Entendendo a Demissão por Justa Causa
A preocupação em manter condutas adequadas no ambiente profissional é amplamente motivada pela possibilidade de demissão por justa causa. Esta é a penalidade mais severa prevista na Consolidação das Leis do Trabalho (CLT), imposta pelo empregador e que acarreta a suspensão do pagamento das verbas rescisórias ao empregado. Especialistas afirmam que, apesar dos receios que essa situação provoca, sua aplicação não é excessiva, devido à sua gravidade.
Hipóteses de Justa Causa
A CLT estabelece 13 circunstâncias que podem justificar essa penalidade, além de atos que atentem contra a segurança nacional. Cada uma dessas situações possui requisitos específicos, e as empresas não têm liberdade para adicionar outrasmotivações.
As causas mais frequentes incluem:
- Desídia: Comportamentos como atrasos, faltas repetidas e baixa produtividade.
- Indisciplina ou Insubordinação: Quando o empregado ignora normas ou ordens legítimas.
- Abandono de Emprego: Ausências prolongadas e injustificadas.
- Improbidade: Envolvendo fraudes e quebras de confiança.
Segundo a especialista em Recursos Humanos, Marcella Moura, a desídia destaca-se por ações recorrentes que prejudicam a qualidade do trabalho.
Consequências Econômicas da Justa Causa
Uma demissão por justa causa traz, principalmente, impactos financeiros ao trabalhador, pois resulta na perda de direitos como o 13º salário, férias proporcionais e a multa de 40% sobre o FGTS. O advogado trabalhista Marcel Cordeiro enfatiza que, se a demissão ocorrer sem provas adequadas ou percepção de proporcionalidade, o empregado pode contestar essa decisão judicialmente.
A Importância da Documentação
Para que a justa causa seja válida, o empregador deve ter documentação robusta que comprove as falhas do empregado, além de aplicar a medida imediatamente após a ocorrência do ato. O desembargador Marcelo Augusto de Oliveira menciona que um deslize isolado, como estar na praia durante o trabalho, não justifica uma quebra de contrato, pois a falta não tem a gravidade necessária.
Além disso, o chamado “perdão tácito” pode ser um fator que dificulta a aplicação da justa causa, se o empregador falhar em agir rapidamente diante de uma infração.
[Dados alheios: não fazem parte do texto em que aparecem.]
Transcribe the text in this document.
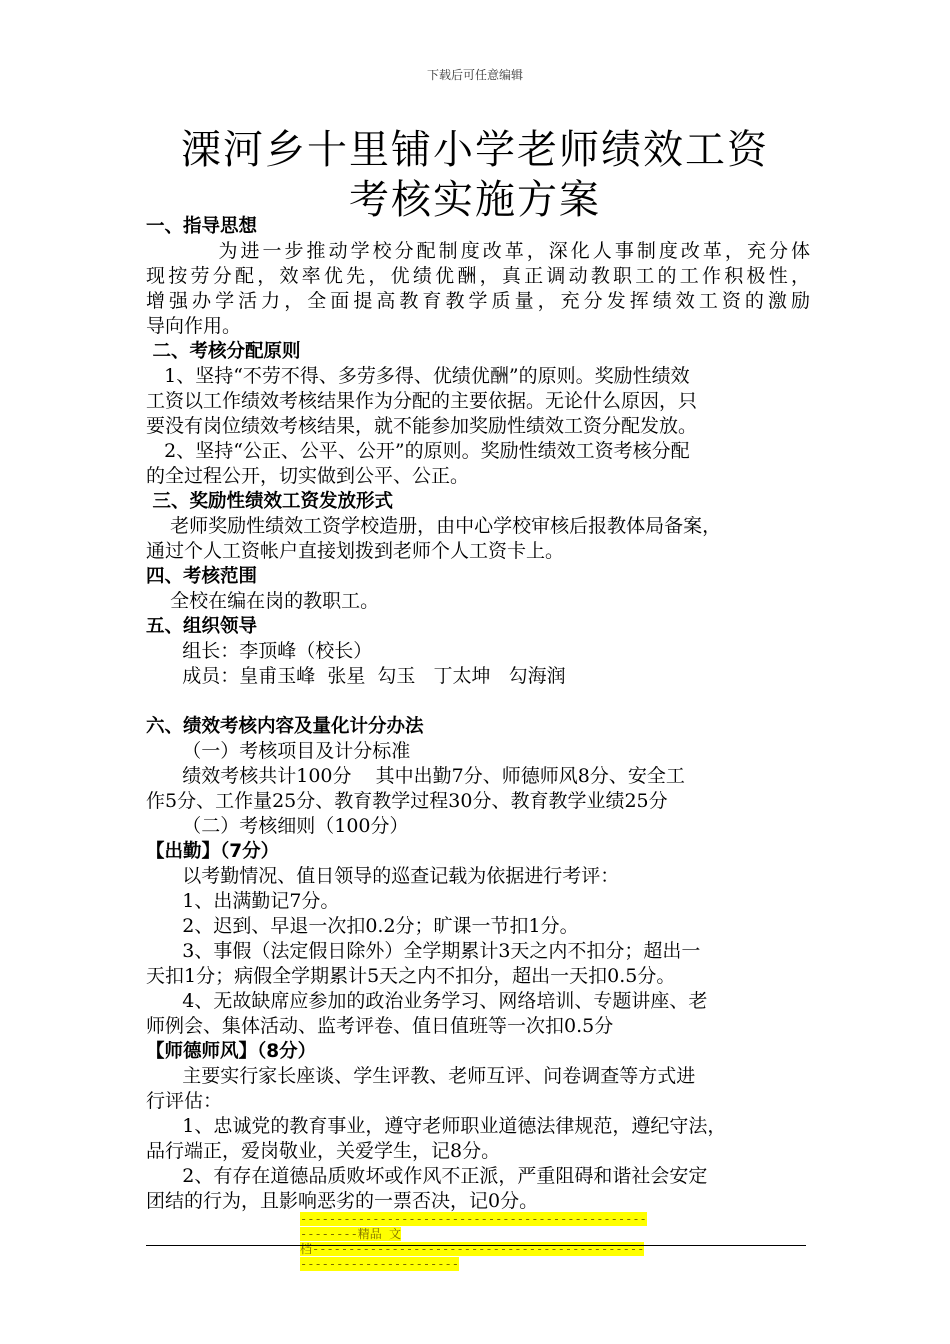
下载后可任意编辑
溧河乡十里铺小学老师绩效工资
考核实施方案
一、指导思想
为进一步推动学校分配制度改革，深化人事制度改革，充分体
现按劳分配，效率优先，优绩优酬，真正调动教职工的工作积极性，
增强办学活力，全面提高教育教学质量，充分发挥绩效工资的激励
导向作用。
二、考核分配原则
1、坚持“不劳不得、多劳多得、优绩优酬”的原则。奖励性绩效
工资以工作绩效考核结果作为分配的主要依据。无论什么原因，只
要没有岗位绩效考核结果，就不能参加奖励性绩效工资分配发放。
2、坚持“公正、公平、公开”的原则。奖励性绩效工资考核分配
的全过程公开，切实做到公平、公正。
三、奖励性绩效工资发放形式
老师奖励性绩效工资学校造册，由中心学校审核后报教体局备案，
通过个人工资帐户直接划拨到老师个人工资卡上。
四、考核范围
全校在编在岗的教职工。
五、组织领导
组长：李顶峰（校长）
成员：皇甫玉峰  张星  勾玉   丁太坤   勾海润
六、绩效考核内容及量化计分办法
（一）考核项目及计分标准
绩效考核共计100分    其中出勤7分、师德师风8分、安全工
作5分、工作量25分、教育教学过程30分、教育教学业绩25分
（二）考核细则（100分）
【出勤】（7分）
以考勤情况、值日领导的巡查记载为依据进行考评：
1、出满勤记7分。
2、迟到、早退一次扣0.2分；旷课一节扣1分。
3、事假（法定假日除外）全学期累计3天之内不扣分；超出一
天扣1分；病假全学期累计5天之内不扣分，超出一天扣0.5分。
4、无故缺席应参加的政治业务学习、网络培训、专题讲座、老
师例会、集体活动、监考评卷、值日值班等一次扣0.5分
【师德师风】（8分）
主要实行家长座谈、学生评教、老师互评、问卷调查等方式进
行评估：
1、忠诚党的教育事业，遵守老师职业道德法律规范，遵纪守法，
品行端正，爱岗敬业，关爱学生，记8分。
2、有存在道德品质败坏或作风不正派，严重阻碍和谐社会安定
团结的行为，且影响恶劣的一票否决，记0分。
--------------------------------------------------------精品 文
档--------------------------------------------------------------------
Novas Realidades no Ambiente de Trabalho
Em um contexto de constantes mudanças nas relações de trabalho, como o advento do home office e das redes sociais, a legislação continua a ser aprimorada. As evidências que antes se restringiam a cartões de ponto agora incluem mensagens, e-mails e outros dados digitais, que devem ser obtidos de forma legítima.
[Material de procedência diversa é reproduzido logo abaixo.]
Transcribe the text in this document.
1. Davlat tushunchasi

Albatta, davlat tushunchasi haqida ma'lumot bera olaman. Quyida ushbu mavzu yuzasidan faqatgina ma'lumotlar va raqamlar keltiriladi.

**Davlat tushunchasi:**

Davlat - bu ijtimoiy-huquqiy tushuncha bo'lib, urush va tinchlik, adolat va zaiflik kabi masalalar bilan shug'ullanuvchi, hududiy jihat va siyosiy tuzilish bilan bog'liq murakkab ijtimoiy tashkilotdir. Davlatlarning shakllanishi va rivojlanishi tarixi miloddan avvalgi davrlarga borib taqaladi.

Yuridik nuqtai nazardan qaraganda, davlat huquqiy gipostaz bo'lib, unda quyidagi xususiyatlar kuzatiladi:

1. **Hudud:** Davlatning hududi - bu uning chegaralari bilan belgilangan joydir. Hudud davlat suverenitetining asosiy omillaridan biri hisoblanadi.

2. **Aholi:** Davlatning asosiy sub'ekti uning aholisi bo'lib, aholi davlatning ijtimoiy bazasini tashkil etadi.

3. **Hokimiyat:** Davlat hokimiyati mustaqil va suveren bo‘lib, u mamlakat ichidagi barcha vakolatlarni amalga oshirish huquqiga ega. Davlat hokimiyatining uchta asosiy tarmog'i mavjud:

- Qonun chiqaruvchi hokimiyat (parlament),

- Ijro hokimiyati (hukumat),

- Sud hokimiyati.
No caso das redes sociais, é imprescindível que os funcionários evitem comportamentos que possam prejudicar a imagem da empresa ou violar a confidencialidade. Quanto ao trabalho remoto, condutas que podem resultar em justa causa incluem se fazer de ocupado enquanto, na verdade, não se trabalha ou, ainda, trabalhar para concorrentes durante o horário de serviço.
Condições que Justificam a Justa Causa
- Ato de Improbidade: Furto, fraude e desvio de bens da empresa;
- Incontinência de Conduta: Comportamentos inadequados ou assédio no local de trabalho;
- Negociação sem Permissão: Vender produtos durante o expediente sem consentimento;
- Condenação Criminal: Quando a pena inviabiliza a prestação de serviços;
- Desídia: Atrasos e faltas frequentes;
- Embriaguez no Trabalho: Comparecer sob influência de álcool ou drogas;
- Violação de Segredo da Empresa: Compartilhar informações sigilosas;
- Ato de Indisciplina: Ignorar regras da empresa ou ordens legítimas;
- Abandono de Emprego: Faltas prolongadas sem justificativa;
- Agressão Física: Ofensas ou agressões a colegas ou superiores;
- Jogo de Azar: Uso do ambiente de trabalho para apostas;
- Perda de Habilitação: Consequência de condutas irregulares.
A compreensão adequada das regras de demissão por justa causa é crucial tanto para empregadores quanto para empregados, a fim de evitar conflitos e garantir um ambiente de trabalho saudável e produtivo.